Nach drei Sekunden googeln findest du bei Wikipedia (und auch vielen anderen Seiten) zum Beispiel folgendes:
"Der Begriff der „Bindungsangst“ wird hauptsächlich im Kontext dieser alltagspsychologischen Theorie gebraucht, die sich mit ihrer Begrifflichkeit aus der Tiefenpsychologie bedient.
In der klinischen Psychologie (ICD-10, DSM-5) ist eine „Bindungsangst“ nicht bekannt.[3][4][5] Auch in der Sozialpsychologie ist der Ausdruck kaum gebräuchlich;[6] wenn er überhaupt verwendet wird, so nicht, um Angst vor Bindung zu bezeichnen, sondern Angst vor Risiken, die mit Bindung verbunden sein können (z. B. Angst vor dem Verlassenwerden).[7] "
https://de.wikipedia.org/wiki/BindungsangstMehr meine ich nicht und habe mich immer wieder darauf bezogen, dass diese Ängste real sind und ich das ja auch niemanden abstreiten! Es geht mir um die Begrifflichkeit. Siehe Zitat.
Das Problem ist nämlich: das ist hier ein Forum in dem sich Menschen melden die Hilfe suchen.
Selten sind Probleme einfach, oft sind die Geschichten komplex.
Und dann gibt es aber leider sehr viele Menschen die einfache Lösungen für schwerwiegende Probleme bereithalten (übrigens ein Zeitgeist Problem, siehe Populismus).
Dann heißt es einfach "Ah, klassisch Bindungsangst", "ganz offensichtlich borderline", "typisch Narzissmus" usw.
Jetzt mal von der Tatsache abgesehen wie unfassbar absurd es ist fremden Menschen, die auch gar nicht anwesend sind, sprich sich auch gar nicht selber äußern können, eine Diagnose an die Stirn zu tackern (!), ist es nur NOCH absurder, wenn es diese Diagnose reicht fachtechnisch gar nicht gibt.
Das einzige was das bringen soll ist Menschen in Schubladen zu stecken, um selber nicht mehr soviel nachdenken zu müssen.
Ich komm mir vor wie jemand der mit jemand diskutiert der Homöopathie verteidigt. "meine kleinen Zuckerpillen helfen aber gegen Krebs!"...
Weißt du was: wenn es hilft, glaub doch den unwissenschaftlichen Quatsch! Wirklich, viel Spaß dabei.
Aber ich werde meine Meinung nicht ändern und bewusst die Unwahrheit und wissenschaftlichen Quatsch glauben, nur weil es anderen hilft weniger reflektieren zu müssen und ganz andere damit einfach Geld verdienen.
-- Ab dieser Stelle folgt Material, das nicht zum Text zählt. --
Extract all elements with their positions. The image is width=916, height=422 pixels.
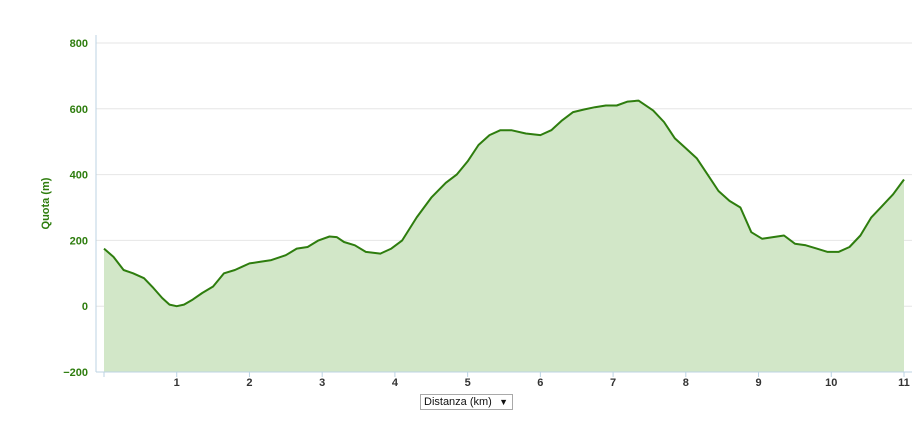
y-axis-title: Quota (m): [40, 177, 52, 229]
chevron-down-icon: ▼: [499, 396, 508, 407]
y-tick-label: 200: [70, 235, 88, 247]
x-tick-label: 10: [825, 377, 837, 389]
x-tick-labels: 1 2 3 4 5 6 7 8 9 10 11: [103, 372, 910, 389]
x-axis-unit-select[interactable]: Distanza (km) ▼: [420, 394, 513, 410]
x-tick-label: 5: [465, 377, 471, 389]
y-tick-label: −200: [63, 367, 88, 379]
y-tick-label: 400: [70, 170, 88, 182]
x-axis-unit-select-value: Distanza (km): [424, 396, 492, 408]
plot-area: [103, 99, 905, 372]
x-tick-label: 11: [898, 377, 910, 389]
x-tick-label: 4: [392, 377, 399, 389]
axes: [95, 35, 912, 373]
x-tick-label: 6: [537, 377, 543, 389]
x-tick-label: 7: [610, 377, 616, 389]
y-tick-label: 600: [70, 104, 88, 116]
x-tick-label: 2: [246, 377, 252, 389]
elevation-area-fill: [104, 100, 904, 372]
y-tick-label: 0: [82, 301, 88, 313]
x-tick-label: 9: [755, 377, 761, 389]
x-tick-label: 8: [683, 377, 689, 389]
x-tick-label: 3: [319, 377, 325, 389]
x-tick-label: 1: [174, 377, 180, 389]
elevation-line: [103, 99, 905, 308]
y-tick-labels: 800 600 400 200 0 −200: [63, 38, 88, 379]
y-tick-label: 800: [70, 38, 88, 50]
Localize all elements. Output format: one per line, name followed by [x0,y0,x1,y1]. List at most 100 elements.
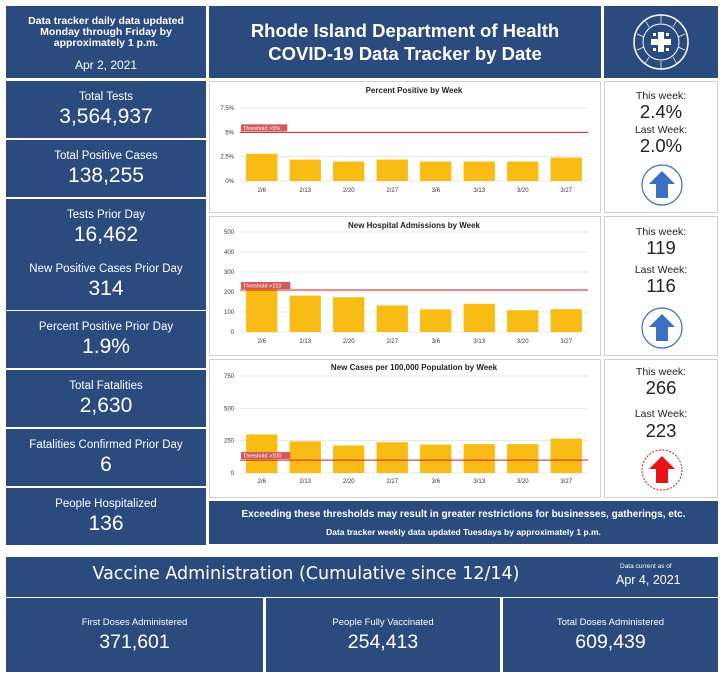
threshold-label: Threshold >5% [243,126,280,132]
bar [550,157,582,181]
daily-update-note: Data tracker daily data updated Monday t… [28,15,184,49]
stat-total-tests: Total Tests 3,564,937 [6,81,206,138]
ri-health-seal-icon [633,14,689,70]
weekly-compare-cases-per-100k: This week: 266 Last Week: 223 [604,359,718,498]
x-tick-label: 2/20 [343,188,355,194]
vaccine-card-first-doses: First Doses Administered 371,601 [6,598,263,672]
bar [463,303,495,332]
x-tick-label: 3/27 [560,188,572,194]
this-week-value: 2.4% [639,101,683,122]
up-arrow-icon [641,307,683,349]
update-info-box: Data tracker daily data updated Monday t… [6,6,206,78]
x-tick-label: 3/6 [432,188,441,194]
bar [420,309,452,332]
vaccine-card-label: People Fully Vaccinated [332,616,434,628]
weekly-update-note: Data tracker weekly data updated Tuesday… [326,527,601,537]
bar [289,159,321,181]
last-week-value: 116 [646,275,676,296]
stat-label: Tests Prior Day [67,209,145,221]
this-week-label: This week: [635,366,687,378]
stat-label: New Positive Cases Prior Day [29,263,183,275]
bar [376,159,408,181]
vaccine-card-label: First Doses Administered [81,616,188,628]
x-tick-label: 2/6 [258,479,267,485]
stat-label: Total Fatalities [69,380,143,392]
y-tick-label: 100 [224,310,235,316]
last-week-label: Last Week: [634,408,688,420]
x-tick-label: 2/13 [299,339,311,345]
x-tick-label: 2/13 [299,479,311,485]
bar [289,441,321,473]
bar [507,310,539,332]
this-week-value: 266 [645,377,677,398]
x-tick-label: 3/13 [473,479,485,485]
stat-value: 6 [100,453,112,476]
last-week-value: 223 [645,420,677,441]
bar [550,438,582,473]
y-tick-label: 0 [231,471,235,477]
vaccine-card-fully-vaccinated: People Fully Vaccinated 254,413 [266,598,500,672]
y-tick-label: 2.5% [220,155,234,161]
y-tick-label: 500 [224,230,235,236]
stat-label: Fatalities Confirmed Prior Day [29,439,183,451]
chart-panel-percent-positive: Percent Positive by Week 0% 2.5% 5% 7.5% 2/6 2… [209,81,601,213]
y-tick-label: 7.5% [220,106,234,112]
x-tick-label: 2/20 [343,479,355,485]
stat-value: 3,564,937 [59,105,153,128]
bar [376,305,408,332]
stat-value: 138,255 [68,164,144,187]
stat-total-positive-cases: Total Positive Cases 138,255 [6,140,206,197]
stat-label: Percent Positive Prior Day [38,321,174,333]
vaccine-card-label: Total Doses Administered [556,616,665,628]
threshold-label: Threshold >100 [243,454,281,460]
report-date: Apr 2, 2021 [74,58,138,72]
x-tick-label: 3/27 [560,339,572,345]
threshold-label-bg [241,282,291,289]
title-line-2: COVID-19 Data Tracker by Date [268,43,542,64]
threshold-note-box: Exceeding these thresholds may result in… [209,501,718,544]
stat-value: 16,462 [73,223,139,246]
vaccine-title: Vaccine Administration (Cumulative since… [92,564,520,584]
bar [550,309,582,332]
bar [333,297,365,332]
data-current-date: Apr 4, 2021 [616,573,681,587]
bar [246,153,278,181]
stat-tests-prior-day: Tests Prior Day 16,462 [6,199,206,256]
y-tick-label: 500 [224,406,235,412]
threshold-label: Threshold >210 [243,284,281,290]
bar [420,444,452,473]
threshold-label-bg [241,124,288,132]
this-week-value: 119 [646,237,676,258]
bar [333,161,365,181]
bar [246,288,278,332]
vaccine-header: Vaccine Administration (Cumulative since… [6,557,718,597]
page-title: Rhode Island Department of Health COVID-… [209,6,601,78]
bar [463,161,495,181]
title-line-1: Rhode Island Department of Health [250,20,560,41]
bar [333,445,365,473]
last-week-value: 2.0% [639,135,683,156]
x-tick-label: 3/20 [517,188,529,194]
y-tick-label: 200 [224,290,235,296]
vaccine-card-value: 609,439 [575,630,646,653]
threshold-label-bg [241,452,291,460]
x-tick-label: 3/6 [432,479,441,485]
x-tick-label: 3/27 [560,479,572,485]
bar [420,161,452,181]
vaccine-card-total-doses: Total Doses Administered 609,439 [503,598,718,672]
chart-panel-cases-per-100k: New Cases per 100,000 Population by Week… [209,359,601,498]
x-tick-label: 2/27 [386,339,398,345]
percent-positive-chart: Percent Positive by Week 0% 2.5% 5% 7.5% 2/6 2… [220,86,588,194]
data-current-label: Data current as of [620,563,672,570]
stat-value: 2,630 [79,394,133,417]
bar [507,161,539,181]
this-week-label: This week: [635,90,687,102]
chart-title: New Cases per 100,000 Population by Week [331,363,498,372]
stat-label: People Hospitalized [55,498,157,510]
y-tick-label: 250 [224,439,235,445]
weekly-compare-percent-positive: This week: 2.4% Last Week: 2.0% [604,81,718,213]
stat-total-fatalities: Total Fatalities 2,630 [6,370,206,427]
logo-box [604,6,718,78]
x-tick-label: 3/20 [517,479,529,485]
stat-value: 314 [88,277,124,300]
Zitat von Coviran: Also, wenn man berufstätig ist, hat man keine 5 Sekunden eine Story zu checken? Ahja.
Genau das gleiche Opferverhalten wie der andere User.
Nervt dich das nicht selber? Absichtlich irgendwo etwas im Internet lesen und das dann bewusst auf dich zu beziehen und angegriffen zu fühlen?
Hättest du den Beitrag richtig gelesen, statt dich sofort zu empören, wäre dir nicht entgangen, dass die Te schrieb, dass er "immer sofort die Storys geschaut hat" und dann plötzlich beleidigt war.
Und ganz simpel: wer 24/7 am Handy hängt hat sehr vermutlich sehr viel Zeit. Übrigens egal ob Mann oder Frau.
Vorschlag zur Güte: streich das "wahrer Mann", wenn es dich so sehr in deiner eigenen fragilen Männlichkeit trifft und sagen wir "ein erwachsener Mensch", der ein halbwegs "normales" Leben, hat nicht 24/7 das Handy in der Hand um dann bockig zu reagieren.
Und die Tatsache und die Realität gibt mir doch sogar Recht mit der Behauptung.